The talents of Governor Livingston were very various. His imagination was brilliant, his wit sprightly and pungent, his understanding powerful, his taste refined, and his conceptions bold and masterly. His views of political subjects were expansive, clear, and just, Of freedom, both civil and religious, he was a distinguished champion. To his other excellencies, Governor Livingston added that of piety.
One of Livingston's critics called the Calvinist Livingston, a bigot--not a liberal:
[I]n Judge Thomas Jones's History of New York during the Revolutionary War (i, 3) :

Of this young triumvirate [Livingston, Wm. Smith, Jr., and John Morin Scott], then first verging upon the stage of life, William Livingston bore the character of a sensible, cunning, shrewd fellow; well versed in the law, though a very indifferent speaker; of an ill-natured, morose, sullen disposition; satirical and abusive in his writings; violent in his conversation; a bigot in religion; wanton, cruel, and unfeeling in his temper; ungenerous in his sentiments; uncouth in his manners; impatient of contradiction; and of a savage, persecuting spirit.
Online biographies list Livingston as a Calvinist:
Associated with the Calvinists in religion, he opposed the dominant Anglican leaders in the colony and wielded a sharply satirical pen in verses and broadsides.

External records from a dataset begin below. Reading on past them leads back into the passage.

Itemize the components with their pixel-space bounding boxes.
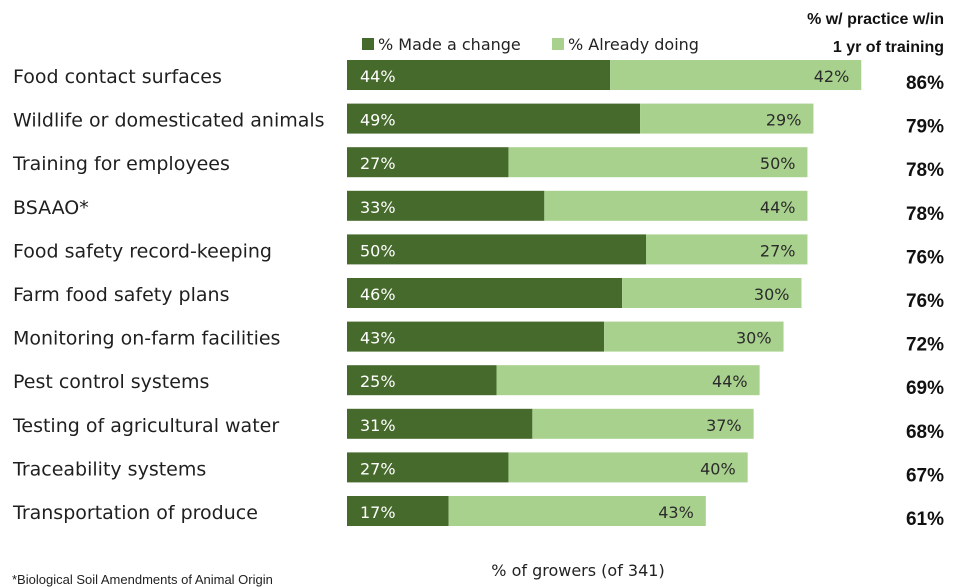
bar-already-doing bbox=[604, 321, 784, 352]
data-label-made-change: 25% bbox=[360, 372, 396, 391]
data-label-made-change: 33% bbox=[360, 198, 396, 217]
bar-already-doing bbox=[496, 365, 760, 396]
total-label: 78% bbox=[906, 204, 944, 225]
data-label-made-change: 49% bbox=[360, 111, 396, 130]
legend-entry-made-change: % Made a change bbox=[378, 35, 521, 54]
category-label: Testing of agricultural water bbox=[12, 415, 279, 437]
total-label: 76% bbox=[906, 247, 944, 268]
data-label-already-doing: 42% bbox=[814, 67, 850, 86]
data-label-already-doing: 44% bbox=[712, 372, 748, 391]
chart-rows: Food contact surfaces 44% 42% 86% Wildlife o… bbox=[12, 60, 944, 530]
data-label-made-change: 46% bbox=[360, 285, 396, 304]
bar-already-doing bbox=[508, 452, 748, 483]
data-label-made-change: 17% bbox=[360, 503, 396, 522]
legend: % Made a change % Already doing bbox=[362, 35, 699, 54]
bar-made-change bbox=[347, 365, 497, 396]
bar-made-change bbox=[347, 190, 545, 221]
data-label-already-doing: 50% bbox=[760, 154, 796, 173]
total-label: 67% bbox=[906, 465, 944, 486]
category-label: Food safety record-keeping bbox=[13, 240, 272, 262]
bar-already-doing bbox=[508, 147, 808, 178]
bar-made-change bbox=[347, 496, 449, 526]
category-label: Traceability systems bbox=[12, 458, 206, 480]
total-label: 86% bbox=[906, 73, 944, 94]
bar-already-doing bbox=[448, 496, 706, 526]
totals-header: % w/ practice w/in 1 yr of training bbox=[807, 11, 944, 56]
data-label-already-doing: 43% bbox=[658, 503, 694, 522]
totals-header-line-1: % w/ practice w/in bbox=[807, 11, 944, 28]
legend-swatch-already-doing bbox=[552, 38, 564, 50]
category-label: Pest control systems bbox=[13, 371, 209, 393]
bar-already-doing bbox=[646, 234, 808, 265]
bar-made-change bbox=[347, 452, 509, 483]
totals-header-line-2: 1 yr of training bbox=[833, 39, 944, 56]
data-label-already-doing: 30% bbox=[736, 329, 772, 348]
data-label-already-doing: 27% bbox=[760, 241, 796, 260]
category-label: Monitoring on-farm facilities bbox=[13, 328, 280, 350]
bar-made-change bbox=[347, 408, 533, 439]
data-label-made-change: 44% bbox=[360, 67, 396, 86]
category-label: Wildlife or domesticated animals bbox=[13, 110, 325, 132]
data-label-already-doing: 37% bbox=[706, 416, 742, 435]
total-label: 61% bbox=[906, 509, 944, 530]
category-label: Farm food safety plans bbox=[13, 284, 229, 306]
category-label: Training for employees bbox=[12, 153, 230, 175]
footnote: *Biological Soil Amendments of Animal Or… bbox=[12, 572, 273, 587]
bar-already-doing bbox=[622, 278, 802, 308]
total-label: 78% bbox=[906, 160, 944, 181]
category-label: BSAAO* bbox=[13, 197, 89, 219]
bar-already-doing bbox=[544, 190, 808, 221]
total-label: 76% bbox=[906, 291, 944, 312]
data-label-already-doing: 44% bbox=[760, 198, 796, 217]
data-label-made-change: 27% bbox=[360, 459, 396, 478]
data-label-already-doing: 29% bbox=[766, 111, 802, 130]
bar-made-change bbox=[347, 321, 605, 352]
total-label: 79% bbox=[906, 117, 944, 138]
data-label-made-change: 27% bbox=[360, 154, 396, 173]
bar-made-change bbox=[347, 103, 641, 134]
total-label: 72% bbox=[906, 335, 944, 356]
bar-made-change bbox=[347, 60, 611, 90]
total-label: 68% bbox=[906, 422, 944, 443]
data-label-already-doing: 30% bbox=[754, 285, 790, 304]
data-label-made-change: 31% bbox=[360, 416, 396, 435]
legend-entry-already-doing: % Already doing bbox=[568, 35, 699, 54]
legend-swatch-made-change bbox=[362, 38, 374, 50]
total-label: 69% bbox=[906, 378, 944, 399]
category-label: Transportation of produce bbox=[12, 502, 258, 524]
bar-already-doing bbox=[610, 60, 862, 90]
bar-made-change bbox=[347, 147, 509, 178]
x-axis-title: % of growers (of 341) bbox=[491, 561, 664, 580]
category-label: Food contact surfaces bbox=[13, 66, 222, 88]
data-label-made-change: 50% bbox=[360, 241, 396, 260]
bar-already-doing bbox=[532, 408, 754, 439]
bar-made-change bbox=[347, 234, 646, 265]
bar-already-doing bbox=[640, 103, 814, 134]
data-label-already-doing: 40% bbox=[700, 459, 736, 478]
data-label-made-change: 43% bbox=[360, 329, 396, 348]
bar-made-change bbox=[347, 278, 623, 308]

Not to mention, he called his daughter a Presbyterian, and had is oldest son personally educated by a Calvinist--John Witherspoon.

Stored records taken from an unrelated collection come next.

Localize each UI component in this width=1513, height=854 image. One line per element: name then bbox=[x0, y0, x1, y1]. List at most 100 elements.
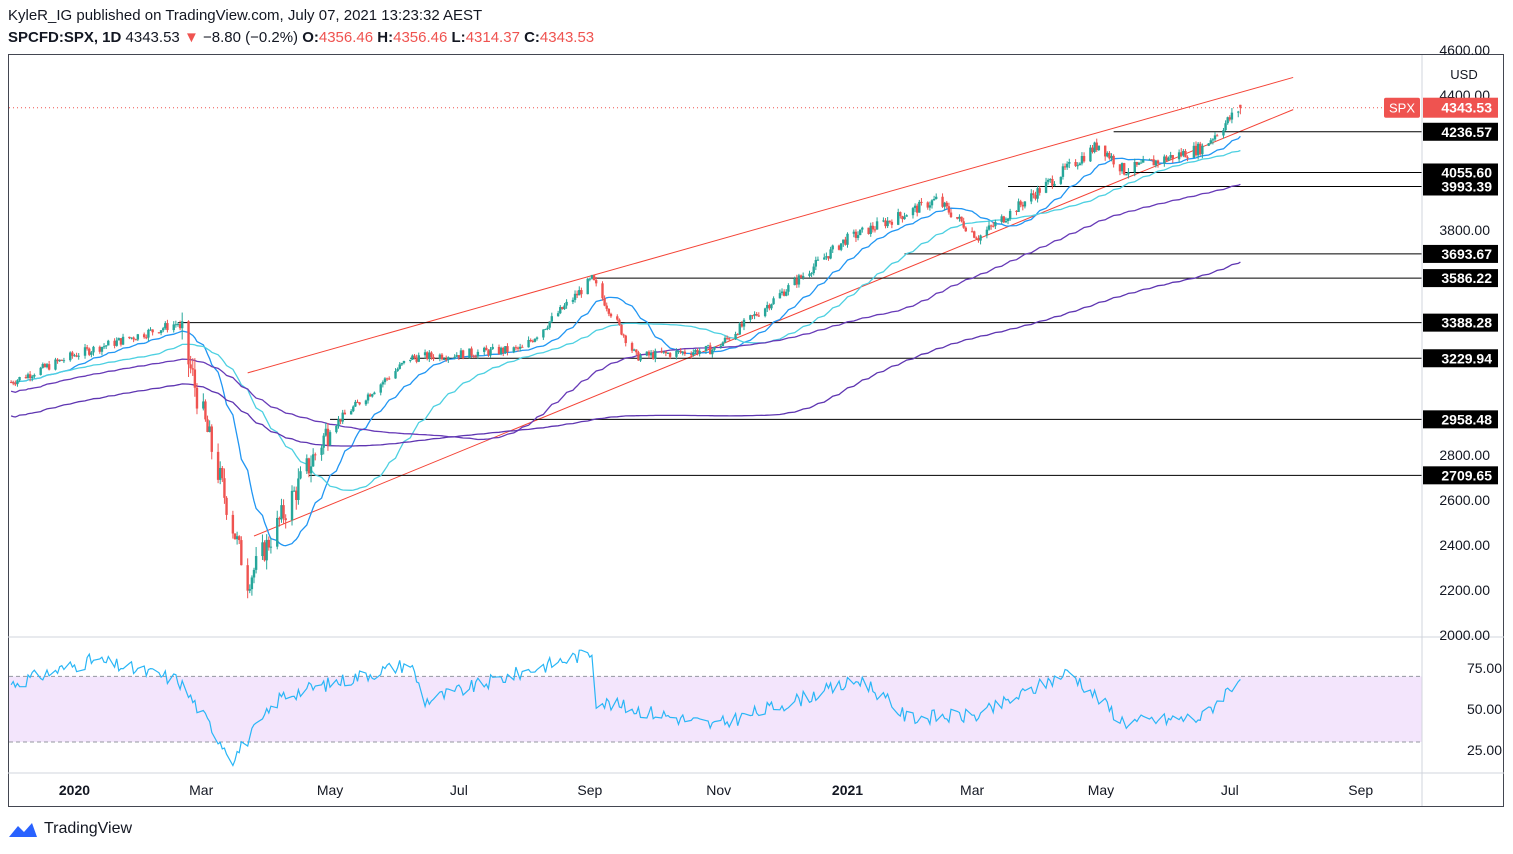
candle-body bbox=[1082, 156, 1086, 162]
candle-body bbox=[1192, 145, 1196, 158]
candle-body bbox=[54, 359, 57, 370]
candle bbox=[164, 321, 167, 330]
candle-body bbox=[280, 505, 283, 520]
candle-body bbox=[694, 349, 697, 353]
candle bbox=[1106, 151, 1109, 158]
candle-body bbox=[60, 359, 64, 361]
candle-body bbox=[506, 346, 509, 352]
candle-body bbox=[440, 354, 444, 360]
candle bbox=[812, 263, 815, 276]
candle bbox=[1074, 159, 1077, 168]
candle-body bbox=[208, 426, 211, 432]
candle-body bbox=[180, 321, 184, 329]
candle bbox=[867, 227, 870, 235]
candle bbox=[134, 338, 137, 341]
candle-body bbox=[134, 339, 137, 341]
candle bbox=[521, 344, 524, 348]
candle bbox=[398, 362, 401, 370]
candle-body bbox=[975, 237, 978, 239]
candle-body bbox=[335, 425, 338, 433]
candle bbox=[447, 356, 450, 363]
candle bbox=[18, 376, 21, 382]
candle bbox=[994, 219, 997, 230]
candle-body bbox=[787, 285, 790, 292]
current-price-tag: SPX 4343.53 bbox=[1384, 97, 1498, 118]
candle-body bbox=[801, 275, 805, 278]
candle-body bbox=[1051, 178, 1054, 186]
candle bbox=[620, 324, 623, 336]
candle bbox=[618, 318, 621, 326]
candle bbox=[770, 303, 773, 311]
candle bbox=[341, 409, 344, 424]
candle-body bbox=[339, 419, 342, 422]
candle-body bbox=[147, 329, 150, 338]
candle bbox=[858, 229, 862, 236]
candle-body bbox=[75, 355, 78, 357]
candle bbox=[639, 353, 642, 362]
candle bbox=[662, 351, 665, 354]
candle bbox=[766, 301, 769, 313]
candle-body bbox=[901, 216, 904, 220]
candle bbox=[816, 256, 820, 261]
candle-body bbox=[810, 273, 813, 275]
candle-body bbox=[474, 356, 477, 358]
candle-body bbox=[1211, 139, 1215, 141]
candle bbox=[250, 575, 254, 596]
candle-body bbox=[88, 348, 91, 355]
candle-body bbox=[366, 394, 370, 401]
candle bbox=[753, 311, 756, 320]
candle-body bbox=[1139, 162, 1143, 164]
candle bbox=[675, 348, 678, 360]
candle-body bbox=[930, 200, 934, 206]
candle bbox=[1038, 186, 1041, 196]
candle bbox=[267, 536, 270, 551]
candle bbox=[795, 274, 799, 288]
candle bbox=[829, 246, 832, 260]
level-price-tag: 2958.48 bbox=[1423, 410, 1498, 429]
candle bbox=[1021, 201, 1025, 211]
candle-body bbox=[43, 364, 47, 368]
candle-body bbox=[320, 447, 323, 455]
candle bbox=[343, 409, 347, 415]
candle-body bbox=[516, 347, 520, 349]
candle bbox=[960, 216, 963, 223]
candle-body bbox=[723, 337, 727, 343]
footer-brand[interactable]: TradingView bbox=[8, 820, 132, 838]
price-tick-label: 4600.00 bbox=[1439, 42, 1490, 58]
candle-body bbox=[219, 467, 222, 480]
candle-body bbox=[265, 539, 268, 561]
candle bbox=[502, 346, 505, 357]
candle-body bbox=[770, 304, 773, 309]
candle bbox=[1034, 191, 1037, 201]
candle-body bbox=[252, 569, 256, 578]
candle bbox=[409, 359, 412, 363]
candle-body bbox=[675, 350, 678, 357]
candle bbox=[861, 226, 864, 233]
candle-body bbox=[31, 376, 34, 379]
candle-body bbox=[740, 323, 744, 327]
candle-body bbox=[130, 337, 133, 339]
candle-body bbox=[400, 363, 404, 365]
candle bbox=[622, 333, 625, 338]
candle bbox=[1125, 173, 1128, 176]
candle bbox=[145, 334, 148, 340]
candle-body bbox=[248, 589, 251, 591]
candle-body bbox=[565, 301, 568, 306]
candle bbox=[402, 360, 406, 365]
candle bbox=[757, 312, 760, 317]
candle-body bbox=[782, 291, 786, 296]
candle bbox=[1224, 120, 1227, 132]
candle-body bbox=[269, 546, 273, 548]
candle-body bbox=[734, 333, 737, 340]
candle-body bbox=[1122, 163, 1126, 175]
candle bbox=[1015, 210, 1018, 216]
candle-body bbox=[561, 307, 564, 310]
candle-body bbox=[83, 347, 87, 356]
candle-body bbox=[958, 216, 961, 219]
candle bbox=[825, 252, 828, 261]
candle-body bbox=[502, 347, 505, 353]
candle-body bbox=[499, 347, 503, 354]
candle-body bbox=[221, 467, 224, 479]
candle bbox=[290, 485, 294, 526]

Here, Livingston affirms His God, as the Laws of God in the DOI. The following piece written by him is completely Calvinist--supporting Calvinist Dartmouth, etc:
After having forsaken houses and lands, and the most tender connections, with everything dear and estimable amongst human kind, tor the undisturbed fruition of the rights of private judgment, sacred by the laws of God and of nature, they had to encounter, without the protection of the government.
--A Letter to the Right Reverend Father in God, John, Lord Bishop of Landaff; occasioned by some passages in His Lordship's sermon, on the 20th of February, 1767, in which the American colonies are loaded with great and undeserved reproach. / By William Livingston. New-York: Printed for the author; and to be sold by Garrat Noel, near the coffee-house, MDCCLXVIII. 1768

Here's the kicker--Livingston calling Arminianism heresy:
BUT in what sense my lord, did those adventurers abandon their native religion? If your lordship means by their native religion, the doctrines of christianity as contained in the thirty-nine articles of your church;. they were so far from abandoning it, that it were to be wished it to be inviolably preserved by those they left behind. These were the very doctrines which they, in their time, universally believed, constantly taught, and warmly inculcated. These are the doctrines which their posterity, to this day, believe, teach, and inculcate. Nay, they believe, teach and inculcate them, in the same scriptural and unadulterated sense, in which they were believed, taught, and inculcated at the time of the reformation. They believe, teach, and inculcate them, without those sophisticating glories, by which they have since, in the mother-country, been wrested to favor the heresy of Arminius.
This is great! Later, Livingston destroys the basis of Arminianism--"garments of salvation out of filthy rags [works]."